2) Deseen: Una de las cosas que tenemos que aprender es aceptar y respetar los procesos. Pablo dirá “Lloren con los que lloran”. Hay veces que sacamos la tarjeta de la doctrina a las personas y nos olvidamos de que tenemos que acompañar procesos. Es entender el dolor del otro sin juzgar y sin disparar versículos o capítulos de algunos de los documentos de la Doctrina para la fe. Lo primero que hacemos es sermonear en vez de escuchar.

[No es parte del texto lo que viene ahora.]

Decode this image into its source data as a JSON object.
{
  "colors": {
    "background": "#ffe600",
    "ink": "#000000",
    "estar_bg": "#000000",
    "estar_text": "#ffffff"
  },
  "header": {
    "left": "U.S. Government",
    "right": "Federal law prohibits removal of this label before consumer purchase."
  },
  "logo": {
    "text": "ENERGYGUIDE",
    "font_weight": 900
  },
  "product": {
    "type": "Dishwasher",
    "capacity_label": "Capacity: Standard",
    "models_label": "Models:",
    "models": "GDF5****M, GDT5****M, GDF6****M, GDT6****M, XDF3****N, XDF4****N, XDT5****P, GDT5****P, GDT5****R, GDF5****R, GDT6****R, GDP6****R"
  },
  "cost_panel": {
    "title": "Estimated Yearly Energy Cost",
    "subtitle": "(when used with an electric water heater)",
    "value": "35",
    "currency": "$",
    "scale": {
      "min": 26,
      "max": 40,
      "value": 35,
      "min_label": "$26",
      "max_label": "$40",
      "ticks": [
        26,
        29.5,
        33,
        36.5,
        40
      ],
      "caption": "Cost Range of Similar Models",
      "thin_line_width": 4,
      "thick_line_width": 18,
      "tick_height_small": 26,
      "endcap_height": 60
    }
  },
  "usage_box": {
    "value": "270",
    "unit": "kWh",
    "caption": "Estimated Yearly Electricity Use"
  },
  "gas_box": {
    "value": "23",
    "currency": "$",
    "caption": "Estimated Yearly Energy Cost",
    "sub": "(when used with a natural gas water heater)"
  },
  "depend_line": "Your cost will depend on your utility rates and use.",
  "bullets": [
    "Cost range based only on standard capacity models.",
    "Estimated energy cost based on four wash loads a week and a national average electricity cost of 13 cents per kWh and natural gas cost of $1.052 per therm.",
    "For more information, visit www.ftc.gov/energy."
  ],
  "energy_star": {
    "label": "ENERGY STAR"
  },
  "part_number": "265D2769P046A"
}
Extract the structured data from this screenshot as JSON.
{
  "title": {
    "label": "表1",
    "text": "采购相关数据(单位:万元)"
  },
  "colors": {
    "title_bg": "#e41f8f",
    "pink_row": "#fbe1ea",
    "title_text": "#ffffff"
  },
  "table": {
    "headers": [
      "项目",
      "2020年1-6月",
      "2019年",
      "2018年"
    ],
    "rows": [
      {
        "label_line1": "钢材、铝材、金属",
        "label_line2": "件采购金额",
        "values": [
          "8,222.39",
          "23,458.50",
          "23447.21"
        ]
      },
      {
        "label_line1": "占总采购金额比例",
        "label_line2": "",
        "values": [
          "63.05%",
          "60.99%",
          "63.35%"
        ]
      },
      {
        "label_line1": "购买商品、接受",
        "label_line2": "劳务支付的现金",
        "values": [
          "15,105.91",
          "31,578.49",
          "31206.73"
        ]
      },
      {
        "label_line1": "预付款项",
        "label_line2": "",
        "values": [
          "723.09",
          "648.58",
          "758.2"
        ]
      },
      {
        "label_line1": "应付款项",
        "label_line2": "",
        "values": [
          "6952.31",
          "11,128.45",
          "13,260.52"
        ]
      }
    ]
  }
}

3) Camino: Hay veces que es sano disociarnos de lo que nos pasa, sacar afuera lo que estamos llevando dentro y no tomar identidad de ella. Algo que me enseñó mi psicóloga alguna vez es “Tú tienes que decirte… Tú no eres la depresión, sino la persona que la sufre”. Por eso no te autoestigmatices, autoetiquetes, no te autosegregues, eres como eres pero eso no te hace a tu esencia. Si vos podés separar lo que sientes de lo que eres, lo que sientes puede empezar a cambiar. Es importante recordar de que estamos experimentando tristeza o depresión pero quizá esto sirva como señal para hacer ajustes en nuestras vidas, incluso en nuestra forma de pensar. Hay que aprender a vivir un día a la vez. Estamos a tiempo de vivir la mejor versión de nosotros mismos.